In una serie di esperimenti, hanno chiesto a soggetti con diversi gradi di paranoia di giocare a un gioco di carte in cui le migliori scelte per il successo venivano cambiate segretamente. Le persone con poca o nessuna paranoia erano lente nel credere che la scelta migliore fosse cambiata. Tuttavia, quelli paranoici si aspettavano una volatilità ancora maggiore nel gioco. Hanno cambiato le loro scelte in modo capriccioso, anche dopo una vittoria. I ricercatori hanno poi aumentato i livelli di incertezza modificando le possibilità di vincita a metà del gioco senza dirlo ai partecipanti.
Questo cambiamento improvviso ha fatto sì che anche i partecipanti con paranoia bassa si comportassero come quelli con paranoia, imparando meno dalle conseguenze delle loro scelte.
In un esperimento correlato, le collaboratrici di Yale Jane Taylor e Stephanie Groman hanno addestrato i ratti, una specie relativamente asociale, a completare un compito simile in cui le migliori scelte di successo cambiavano. I ratti a cui era stata somministrata metanfetamina, nota per indurre paranoia negli esseri umani, si comportavano proprio come gli esseri umani paranoici. Anche loro prevedevano un’elevata volatilità e si affidavano più alle proprie aspettative che all’apprendimento dal compito.
Reed, Corlett e il loro team hanno quindi utilizzato un modello matematico per confrontare le scelte fatte dai ratti e dagli esseri umani mentre svolgevano compiti simili. I risultati dei ratti che hanno ricevuto metanfetamine somigliavano a quelli degli esseri umani con paranoia, hanno scoperto i ricercatori.

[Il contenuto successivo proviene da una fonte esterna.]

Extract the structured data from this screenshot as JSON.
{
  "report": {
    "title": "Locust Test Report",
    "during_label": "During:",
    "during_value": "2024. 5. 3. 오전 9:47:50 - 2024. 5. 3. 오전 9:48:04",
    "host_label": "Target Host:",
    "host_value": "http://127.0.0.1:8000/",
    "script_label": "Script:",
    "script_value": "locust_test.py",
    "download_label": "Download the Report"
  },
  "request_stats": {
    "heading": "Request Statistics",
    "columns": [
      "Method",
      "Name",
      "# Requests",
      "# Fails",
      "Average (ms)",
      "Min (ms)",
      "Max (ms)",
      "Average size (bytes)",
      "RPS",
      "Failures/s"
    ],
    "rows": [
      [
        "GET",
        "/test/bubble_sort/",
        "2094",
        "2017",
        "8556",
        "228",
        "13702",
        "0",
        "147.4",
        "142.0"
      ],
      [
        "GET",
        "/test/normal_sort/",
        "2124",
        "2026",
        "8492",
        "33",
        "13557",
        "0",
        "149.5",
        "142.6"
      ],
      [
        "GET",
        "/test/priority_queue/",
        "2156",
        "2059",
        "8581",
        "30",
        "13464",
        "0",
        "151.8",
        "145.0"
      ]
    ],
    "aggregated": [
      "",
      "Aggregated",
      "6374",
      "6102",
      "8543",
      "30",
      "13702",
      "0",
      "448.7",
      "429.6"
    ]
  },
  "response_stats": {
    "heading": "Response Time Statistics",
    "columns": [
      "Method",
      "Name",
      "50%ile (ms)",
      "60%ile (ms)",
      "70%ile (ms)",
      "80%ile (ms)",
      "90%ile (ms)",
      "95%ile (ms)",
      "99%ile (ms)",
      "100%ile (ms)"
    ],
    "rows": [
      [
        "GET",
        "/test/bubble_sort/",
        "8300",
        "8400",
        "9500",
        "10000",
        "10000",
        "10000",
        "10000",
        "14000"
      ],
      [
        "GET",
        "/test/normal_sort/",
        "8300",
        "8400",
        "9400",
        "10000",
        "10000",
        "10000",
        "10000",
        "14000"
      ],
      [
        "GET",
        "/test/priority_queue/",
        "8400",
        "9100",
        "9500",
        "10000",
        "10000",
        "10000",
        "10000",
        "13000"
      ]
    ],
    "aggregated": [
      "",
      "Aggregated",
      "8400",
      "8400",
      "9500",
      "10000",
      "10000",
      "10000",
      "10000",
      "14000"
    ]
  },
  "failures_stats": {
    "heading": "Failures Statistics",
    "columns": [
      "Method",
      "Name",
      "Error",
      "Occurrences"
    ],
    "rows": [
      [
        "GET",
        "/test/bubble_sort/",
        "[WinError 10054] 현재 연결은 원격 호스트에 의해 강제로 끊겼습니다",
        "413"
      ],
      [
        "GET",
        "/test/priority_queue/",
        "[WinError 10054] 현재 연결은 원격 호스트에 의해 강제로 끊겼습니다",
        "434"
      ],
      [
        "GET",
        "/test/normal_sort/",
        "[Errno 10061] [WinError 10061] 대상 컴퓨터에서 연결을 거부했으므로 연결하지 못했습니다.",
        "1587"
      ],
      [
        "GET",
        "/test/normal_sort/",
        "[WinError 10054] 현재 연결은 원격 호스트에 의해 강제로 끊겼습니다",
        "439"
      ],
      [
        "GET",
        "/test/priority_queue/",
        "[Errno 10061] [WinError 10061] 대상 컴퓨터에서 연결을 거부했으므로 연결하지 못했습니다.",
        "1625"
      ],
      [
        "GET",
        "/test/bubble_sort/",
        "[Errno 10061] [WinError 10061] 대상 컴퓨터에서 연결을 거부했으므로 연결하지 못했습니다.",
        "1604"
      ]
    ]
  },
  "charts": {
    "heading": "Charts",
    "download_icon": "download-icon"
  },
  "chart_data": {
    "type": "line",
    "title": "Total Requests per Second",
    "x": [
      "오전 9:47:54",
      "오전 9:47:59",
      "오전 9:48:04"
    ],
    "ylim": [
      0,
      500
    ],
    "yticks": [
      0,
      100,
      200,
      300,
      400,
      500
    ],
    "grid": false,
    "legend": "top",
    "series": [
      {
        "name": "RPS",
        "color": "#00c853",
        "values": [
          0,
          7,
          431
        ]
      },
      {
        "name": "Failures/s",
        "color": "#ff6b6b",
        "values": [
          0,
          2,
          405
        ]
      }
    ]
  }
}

“La nostra speranza è che questo lavoro possa facilitare una spiegazione meccanicistica della paranoia, un primo passo nello sviluppo di nuovi trattamenti che colpiscano questi meccanismi sottostanti”, ha detto Corlett.
“Il vantaggio di vedere la paranoia attraverso una lente non sociale è che possiamo studiare questi meccanismi in sistemi più semplici, senza bisogno di ricapitolare la ricchezza dell’interazione sociale umana “, ha concluso Reed.